In het e-mailbericht staat “Als u nu reageert kunt u als beloning uw eerste verpakking Pet’s Energy t.w.v. € 45,--, GRATIS* krijgen.” De asterisk bij het woord GRATIS verwijst naar een voetnoot, waarin staat “U betaalt slechts € 4,95 administratie- en verzendkosten”. Het profiteer en winformulier stelt: “Ja, ik heb interesse in een gratis zending Pet’s Energy. Ik geef u mijn telefoonnummer zodat één van uw adviseurs met mij contact kan opnemen om de gratis zending te regelen, of “Ik verneem graag meer over deze bijzondere aanbieding die voor mij klaar ligt, helemaal GRATIS”, of een tekst van gelijke strekking.
Met verweerder is de rechtbank van oordeel dat onvoldoende duidelijk blijkt dat de consument die reageert op de uitnodiging in het e-mailbericht zal worden betrokken in een verkoopgesprek met een callcenter voor de bestelling van een gratis zending en een abonnement op vervolgzendingen. In de e-mailberichten wordt uitsluitend gesproken over een gratis zending. Nu de consument pas tijdens het gesprek met het callcenter ontdekt dat er sprake is van een gratis zending én een abonnement op vervolgzendingen, heeft eiseres niet voldaan aan het vereiste duidelijk en ondubbelzinnig de aard en voorwaarden van de deelneming te vermelden in de e-mailberichten die een wedstrijd of prijsvraagelement bevatten, verzonden in het kader van de reclamecampagnes voor het product Pet’s Energy. Eiseres heeft derhalve artikel 3:15e, eerste lid, aanhef en onder c, van het BW overtreden, zodat verweerder bevoegd was ter zake een boete op te leggen.
- 2.5.3.
Overtredingen van de informatieverplichtingen ten aanzien van de totstandkoming van de overeenkomst en het nalaten om de bedenktijd te vermelden.
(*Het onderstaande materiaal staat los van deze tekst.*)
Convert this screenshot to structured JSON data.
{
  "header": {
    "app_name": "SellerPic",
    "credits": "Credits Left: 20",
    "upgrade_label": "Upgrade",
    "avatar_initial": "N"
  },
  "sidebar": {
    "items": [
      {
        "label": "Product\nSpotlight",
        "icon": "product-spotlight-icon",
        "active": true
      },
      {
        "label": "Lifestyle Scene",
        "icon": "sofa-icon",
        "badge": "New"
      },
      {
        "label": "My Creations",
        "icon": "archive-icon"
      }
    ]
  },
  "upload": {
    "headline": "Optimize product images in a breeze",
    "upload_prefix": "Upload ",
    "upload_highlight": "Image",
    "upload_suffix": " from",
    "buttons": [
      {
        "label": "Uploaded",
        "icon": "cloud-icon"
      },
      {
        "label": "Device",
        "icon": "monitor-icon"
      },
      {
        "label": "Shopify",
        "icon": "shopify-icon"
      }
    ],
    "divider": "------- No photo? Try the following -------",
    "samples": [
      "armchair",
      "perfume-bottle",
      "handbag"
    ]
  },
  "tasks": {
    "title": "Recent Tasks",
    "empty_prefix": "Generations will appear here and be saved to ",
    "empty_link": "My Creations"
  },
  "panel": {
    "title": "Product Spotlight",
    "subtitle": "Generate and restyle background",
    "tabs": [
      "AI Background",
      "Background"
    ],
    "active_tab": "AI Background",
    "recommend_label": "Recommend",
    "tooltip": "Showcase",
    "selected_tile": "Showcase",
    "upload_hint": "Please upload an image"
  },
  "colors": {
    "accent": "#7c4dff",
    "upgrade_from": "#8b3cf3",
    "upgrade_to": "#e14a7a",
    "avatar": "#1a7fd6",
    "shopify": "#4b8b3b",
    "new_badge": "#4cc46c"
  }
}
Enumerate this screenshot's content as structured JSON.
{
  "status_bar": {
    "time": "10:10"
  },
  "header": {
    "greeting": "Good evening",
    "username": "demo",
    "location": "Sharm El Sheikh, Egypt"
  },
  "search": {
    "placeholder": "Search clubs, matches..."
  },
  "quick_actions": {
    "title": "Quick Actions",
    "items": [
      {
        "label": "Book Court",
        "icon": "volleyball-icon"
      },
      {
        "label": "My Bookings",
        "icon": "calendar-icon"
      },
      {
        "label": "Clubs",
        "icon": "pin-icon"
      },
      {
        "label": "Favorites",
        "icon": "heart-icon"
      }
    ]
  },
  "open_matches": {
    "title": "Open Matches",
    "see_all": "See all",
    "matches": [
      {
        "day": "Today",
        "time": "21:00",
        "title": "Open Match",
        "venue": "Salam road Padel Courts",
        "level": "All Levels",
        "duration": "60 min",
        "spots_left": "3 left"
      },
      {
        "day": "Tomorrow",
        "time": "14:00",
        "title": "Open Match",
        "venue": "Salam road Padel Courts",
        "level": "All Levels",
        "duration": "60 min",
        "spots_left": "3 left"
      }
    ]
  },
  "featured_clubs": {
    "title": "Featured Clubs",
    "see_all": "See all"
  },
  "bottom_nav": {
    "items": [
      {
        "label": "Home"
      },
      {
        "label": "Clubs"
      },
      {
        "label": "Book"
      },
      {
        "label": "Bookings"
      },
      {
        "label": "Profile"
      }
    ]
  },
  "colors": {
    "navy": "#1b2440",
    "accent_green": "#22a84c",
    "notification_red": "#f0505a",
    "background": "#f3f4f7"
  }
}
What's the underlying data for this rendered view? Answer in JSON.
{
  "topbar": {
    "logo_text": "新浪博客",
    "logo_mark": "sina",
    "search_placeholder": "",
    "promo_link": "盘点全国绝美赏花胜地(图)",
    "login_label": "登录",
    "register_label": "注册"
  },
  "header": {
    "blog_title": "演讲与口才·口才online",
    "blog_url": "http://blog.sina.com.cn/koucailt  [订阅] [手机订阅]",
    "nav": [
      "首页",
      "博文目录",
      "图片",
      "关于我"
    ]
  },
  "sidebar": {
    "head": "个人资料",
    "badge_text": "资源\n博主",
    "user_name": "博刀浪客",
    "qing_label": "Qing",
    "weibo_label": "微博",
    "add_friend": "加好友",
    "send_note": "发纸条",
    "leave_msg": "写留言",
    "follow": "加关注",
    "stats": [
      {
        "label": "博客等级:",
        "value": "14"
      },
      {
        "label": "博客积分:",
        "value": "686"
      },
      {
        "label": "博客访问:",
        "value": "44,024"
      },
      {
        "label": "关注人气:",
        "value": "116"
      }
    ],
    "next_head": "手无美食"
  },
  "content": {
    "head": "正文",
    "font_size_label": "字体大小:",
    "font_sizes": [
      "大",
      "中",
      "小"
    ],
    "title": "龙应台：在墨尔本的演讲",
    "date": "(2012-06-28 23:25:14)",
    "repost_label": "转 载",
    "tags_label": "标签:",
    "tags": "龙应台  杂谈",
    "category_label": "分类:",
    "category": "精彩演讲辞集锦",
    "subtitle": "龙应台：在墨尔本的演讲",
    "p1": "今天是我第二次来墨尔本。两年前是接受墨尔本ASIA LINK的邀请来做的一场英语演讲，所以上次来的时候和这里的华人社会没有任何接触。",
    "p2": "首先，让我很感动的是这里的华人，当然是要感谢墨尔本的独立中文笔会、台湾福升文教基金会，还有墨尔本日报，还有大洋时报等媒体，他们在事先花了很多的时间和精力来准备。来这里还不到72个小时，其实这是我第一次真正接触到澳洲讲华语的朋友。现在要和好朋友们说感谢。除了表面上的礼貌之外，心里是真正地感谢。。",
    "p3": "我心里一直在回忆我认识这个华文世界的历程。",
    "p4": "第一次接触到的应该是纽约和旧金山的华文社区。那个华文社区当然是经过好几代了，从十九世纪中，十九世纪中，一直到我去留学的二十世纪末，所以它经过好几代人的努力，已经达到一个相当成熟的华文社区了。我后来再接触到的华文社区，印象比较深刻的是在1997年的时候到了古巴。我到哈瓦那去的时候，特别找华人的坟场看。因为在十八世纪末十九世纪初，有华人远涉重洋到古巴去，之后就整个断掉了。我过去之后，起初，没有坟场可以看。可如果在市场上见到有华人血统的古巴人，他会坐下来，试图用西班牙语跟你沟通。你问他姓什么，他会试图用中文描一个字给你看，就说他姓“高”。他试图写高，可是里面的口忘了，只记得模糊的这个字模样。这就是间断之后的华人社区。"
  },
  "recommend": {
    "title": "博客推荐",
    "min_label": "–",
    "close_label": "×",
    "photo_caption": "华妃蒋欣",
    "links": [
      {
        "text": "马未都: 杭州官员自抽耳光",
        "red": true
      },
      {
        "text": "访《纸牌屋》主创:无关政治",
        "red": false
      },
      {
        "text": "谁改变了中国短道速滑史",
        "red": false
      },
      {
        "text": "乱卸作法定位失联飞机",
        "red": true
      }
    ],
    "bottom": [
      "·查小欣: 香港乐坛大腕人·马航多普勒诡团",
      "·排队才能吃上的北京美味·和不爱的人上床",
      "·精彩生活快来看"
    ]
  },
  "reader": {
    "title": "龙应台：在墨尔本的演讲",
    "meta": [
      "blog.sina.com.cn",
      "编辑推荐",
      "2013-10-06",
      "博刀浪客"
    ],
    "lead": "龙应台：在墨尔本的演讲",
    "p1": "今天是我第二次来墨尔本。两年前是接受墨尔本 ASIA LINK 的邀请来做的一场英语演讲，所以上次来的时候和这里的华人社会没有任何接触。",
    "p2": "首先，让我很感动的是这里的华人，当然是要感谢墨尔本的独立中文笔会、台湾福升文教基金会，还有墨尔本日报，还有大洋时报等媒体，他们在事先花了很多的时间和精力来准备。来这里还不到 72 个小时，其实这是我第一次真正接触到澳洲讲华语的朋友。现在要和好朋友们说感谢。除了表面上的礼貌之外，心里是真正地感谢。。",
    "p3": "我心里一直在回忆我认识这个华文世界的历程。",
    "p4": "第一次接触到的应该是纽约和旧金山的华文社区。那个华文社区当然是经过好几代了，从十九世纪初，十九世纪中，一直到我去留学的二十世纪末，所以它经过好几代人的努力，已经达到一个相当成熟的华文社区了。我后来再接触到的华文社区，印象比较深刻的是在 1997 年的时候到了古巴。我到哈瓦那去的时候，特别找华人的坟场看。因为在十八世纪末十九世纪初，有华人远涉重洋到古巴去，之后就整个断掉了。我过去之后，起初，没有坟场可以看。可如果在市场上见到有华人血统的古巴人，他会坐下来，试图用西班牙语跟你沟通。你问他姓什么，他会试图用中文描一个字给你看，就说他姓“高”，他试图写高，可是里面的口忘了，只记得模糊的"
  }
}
Eiseres heeft producten aangeboden via de hiervoor beschreven websites maar ook via telemarketing. Hiervoor werd gebruik gemaakt van gegevens die consumenten zelf invulden, naar aanleiding van een e-mailbericht of bijvoorbeeld bij een enquete, test of prijsvraag op internet. Aan de hand van callscripts werden door callcenters namens eiseres onder de betreffende handelsnaam aanbiedingen gedaan voor de producten TopForm, Slim+ en SuperWhite en werden aanbiedingen gedaan voor het product Pet’s Energy.
Bij de eerste zending van de producten Pet’s Energy, Slim+, TopForm en SuperWhite voegde eiseres een begeleidende brief. Deze brief bevatte een aanprijzing van het product en de vermelding dat indien men na ontvangst van deze zending geen prijs meer stelt op vervolgzendingen dat binnen 10 dagen (na ontvangst) moet laten weten.
Verweerder stelt dat eiseres artikel 8.2, derde lid, van de Whc juncto artikel 6:227b, eerste lid, aanhef en onder a, van het BW heeft overtreden door de wijze waarop de overeenkomst tot stand komt niet op een voldoende duidelijke, begrijpelijke en ondubbelzinnige wijze te vermelden op de website en de afzonderlijke vervolgpagina’s waarop de producten TopForm, Slim+, StarBright, SuperWhite en Lively Spirit worden aangeboden.
Eiseres heeft - aldus verweerder - artikel 8.5, tweede lid, van de Whc juncto artikel 7:46c, eerste lid, aanhef en onder f, van het BW juncto artikel 7:46d van het BW overtreden door de mogelijkheid van ontbinding van de overeenkomst binnen de bedenktijd van zeven werkdagen niet te vermelden op de website en de afzonderlijke vervolgpagina’s waarop de producten TopForm, Slim+, StarBright, SuperWhite en Lively Spirit worden aangeboden en in de callscripts die gebruikt worden bij de verkoop van de producten TopForm, Slim+ en SuperWhite.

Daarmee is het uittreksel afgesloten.